今年初め、CloudflareはR2 Data Catalogのパブリックベータ版を発表した。これは、R2オブジェクトストレージ上に構築されたマネージドApache Icebergカタログである。最近、同社はCloudflare Pipelines、R2 Data Catalog、およびR2 SQLを組み合わせてCloudflare Data Platformを形成した。CloudflareのプリンシパルエンジニアMicah Wylde氏、シニアシステムエンジニアAlex Graham氏、およびスタッフソフトウェアエンジニアJérôme Schneider氏は説明した。
分析データは現代の企業にとって重要です。これにより、ユーザーの行動、企業のパフォーマンスを理解し、問題を警告できます。しかし、従来のデータインフラは高価で運用が難しく、固定されたクラウドインフラと社内の専門知識が必要です。私たちは、誰でも使いやすく、使用量に基づいた手頃な価格設定のCloudflare Data Platformを構築しました。
出典:Cloudflareブログ
Cloudflare Pipelinesは、WorkersまたはHTTPを通じて送信されたイベントを収集し、SQLを使用して処理し、それをIcebergテーブルまたはR2上のファイルとして保存する。R2 Data CatalogはIcebergメタデータを追跡し、現在ではクエリを高速化するための圧縮などの定期的なメンテナンス作業も処理する。R2 SQLは、R2内のペタバイト規模のデータセットに対する分散型サーバーレスクエリエンジンである。 Arroyoの元共同創設者兼CEOであるMicah Wylde氏はLinkedInで述べた。
6か月前、ArroyoはCloudflareに買収されました。当時は混乱が生じましたが、Cloudflareがストリーム処理エンジンを求めていた理由は何だったのでしょうか?答えは、私たちはデータプラットフォームを構築しているのです (...) Cloudflare Developer Platformは、完全なサーバーレスインフラを提供することで、何百万もの開発者がアプリを構築、運用、スケール可能にしました。Cloudflare Data Platformは、同じアプローチを取り、分析データインフラを誰にでも利用可能にします。

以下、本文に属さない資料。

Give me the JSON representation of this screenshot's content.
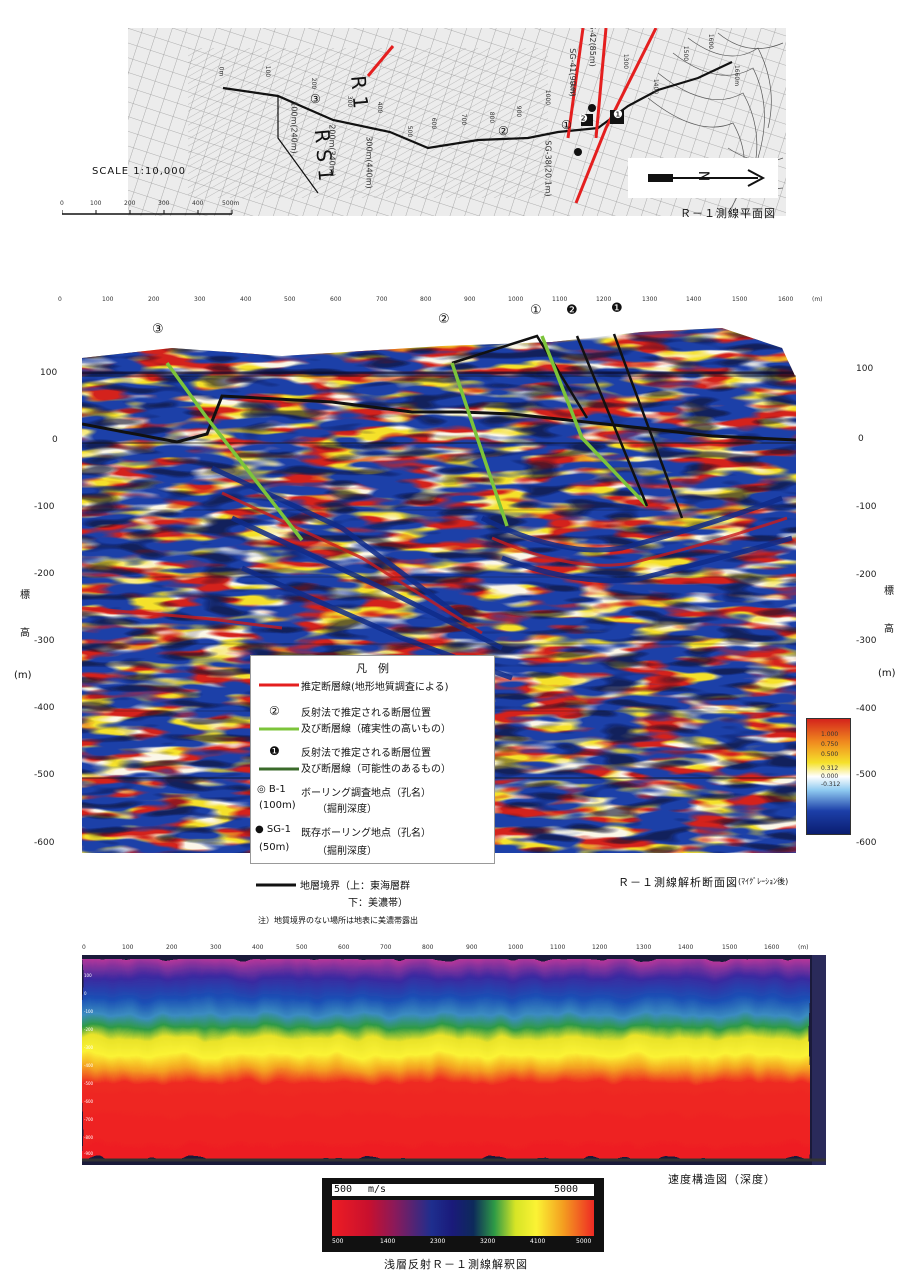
{
  "map": {
    "caption": "Ｒ－１測線平面図",
    "scale_text": "SCALE  1:10,000",
    "scale_ticks": [
      "0",
      "100",
      "200",
      "300",
      "400",
      "500m"
    ],
    "line_names": [
      "R 1",
      "R S 1"
    ],
    "route_km": [
      "0m",
      "100",
      "200",
      "300",
      "400",
      "500",
      "600",
      "700",
      "800",
      "900",
      "1000",
      "1100",
      "1300",
      "1400",
      "1500",
      "1600",
      "1660m"
    ],
    "wells": [
      "SG-42(85m)",
      "SG-41(99m)",
      "SG-38(20.1m)",
      "100m(240m)",
      "200m(340m)",
      "300m(440m)"
    ],
    "fault_marks": [
      "①",
      "②",
      "③",
      "❷",
      "❶"
    ],
    "north": "N"
  },
  "section": {
    "caption": "Ｒ－１測線解析断面図",
    "caption_note": "(ﾏｲｸﾞﾚｰｼｮﾝ後)",
    "x_ticks": [
      "0",
      "100",
      "200",
      "300",
      "400",
      "500",
      "600",
      "700",
      "800",
      "900",
      "1000",
      "1100",
      "1200",
      "1300",
      "1400",
      "1500",
      "1600"
    ],
    "x_unit": "(m)",
    "y_ticks": [
      "100",
      "0",
      "-100",
      "-200",
      "-300",
      "-400",
      "-500",
      "-600"
    ],
    "y_label_chars": [
      "標",
      "高",
      "(m)"
    ],
    "fault_marks": [
      "③",
      "②",
      "①",
      "❷",
      "❶"
    ],
    "colorbar_labels": [
      "1.000",
      "0.750",
      "0.500",
      "0.312",
      "0.000",
      "-0.312"
    ],
    "legend": {
      "title": "凡　例",
      "items": [
        {
          "text": "推定断層線(地形地質調査による)"
        },
        {
          "symbol": "②",
          "text": "反射法で推定される断層位置",
          "text2": "及び断層線（確実性の高いもの）"
        },
        {
          "symbol": "❶",
          "text": "反射法で推定される断層位置",
          "text2": "及び断層線（可能性のあるもの）"
        },
        {
          "symbol": "◎ B-1",
          "sub": "(100m)",
          "text": "ボーリング調査地点（孔名）",
          "text2": "（掘削深度）"
        },
        {
          "symbol": "● SG-1",
          "sub": "(50m)",
          "text": "既存ボーリング地点（孔名）",
          "text2": "（掘削深度）"
        },
        {
          "text": "地層境界（上：東海層群",
          "text2": "下：美濃帯）"
        }
      ],
      "note": "注）地質境界のない場所は地表に美濃帯露出"
    }
  },
  "velocity": {
    "caption": "速度構造図（深度）",
    "x_ticks": [
      "0",
      "100",
      "200",
      "300",
      "400",
      "500",
      "600",
      "700",
      "800",
      "900",
      "1000",
      "1100",
      "1200",
      "1300",
      "1400",
      "1500",
      "1600",
      "(m)"
    ],
    "y_ticks": [
      "100",
      "0",
      "-100",
      "-200",
      "-300",
      "-400",
      "-500",
      "-600",
      "-700",
      "-800",
      "-900"
    ],
    "bar_title_left": "500",
    "bar_unit": "m/s",
    "bar_title_right": "5000",
    "bar_ticks": [
      "500",
      "1400",
      "2300",
      "3200",
      "4100",
      "5000"
    ]
  },
  "page_caption": "浅層反射Ｒ－１測線解釈図",
  "colors": {
    "fault_red": "#e41f1f",
    "fault_green": "#7cc43a",
    "boundary": "#111111",
    "seis_blue": "#1c3fa8",
    "seis_red": "#d4231c",
    "seis_yellow": "#f5e12b"
  }
}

SQL変換は、データのスキーマ化や正規化、保存前の機密情報の編集などのユースケースに強力であるが、Pipelinesは現在、ステートレス変換のみをサポートしている。将来的には、CloudflareはArroyoのステートフル処理機能をさらに活用し、集計、インクリメンタルに更新されるマテリアライズドビュー、および結合をサポートする予定である。CDS UKのソリューションアーキテクトであるJamie Lord氏は、新しいプラットフォームの主な利点の1つである、データアクセスに対する標準的なCloudflareの「エグレス料金ゼロ」を強調した。
ゼロエグレス料金は、データウェアハウジングの経済学を根本的に変えます。Cloudflareの新しいData Platformは、この利点を活用して、AWSやGoogleの分析ワークロードに対する支配を挑戦します。このプラットフォームは、企業がデータ転送コストで出血しているという単純な真実に対処します。ペタバイト規模の運用では、分析のためにリージョン間でデータを移動するだけで年間数百万ドルを費やす可能性があります。Cloudflareはそれを完全に排除します。
McGaw.ioのエンジニアリングディレクターJoel Hatmaker氏はコメントした。
すでにパフォーマンスとセキュリティ機能のために、Cloudflare をご利用の場合、Cloudflare Data Platformは非常に魅力的に見え始めます。
Cloudflareは、Logpushとの統合、Workersを介したユーザー定義関数、およびR2 SQLでの集計と結合は2026年前半に予定していると主張している。
Pipelines、R2 Data Catalog、およびR2 SQLを使用してエンドツーエンドの分析データシステムを作成するためのチュートリアルが利用できる。Pipelines、R2 Data Catalog、およびR2 SQLはオープンベータ期間中は課金されないが、クエリによって発生するストレージおよび操作は標準料金で請求される。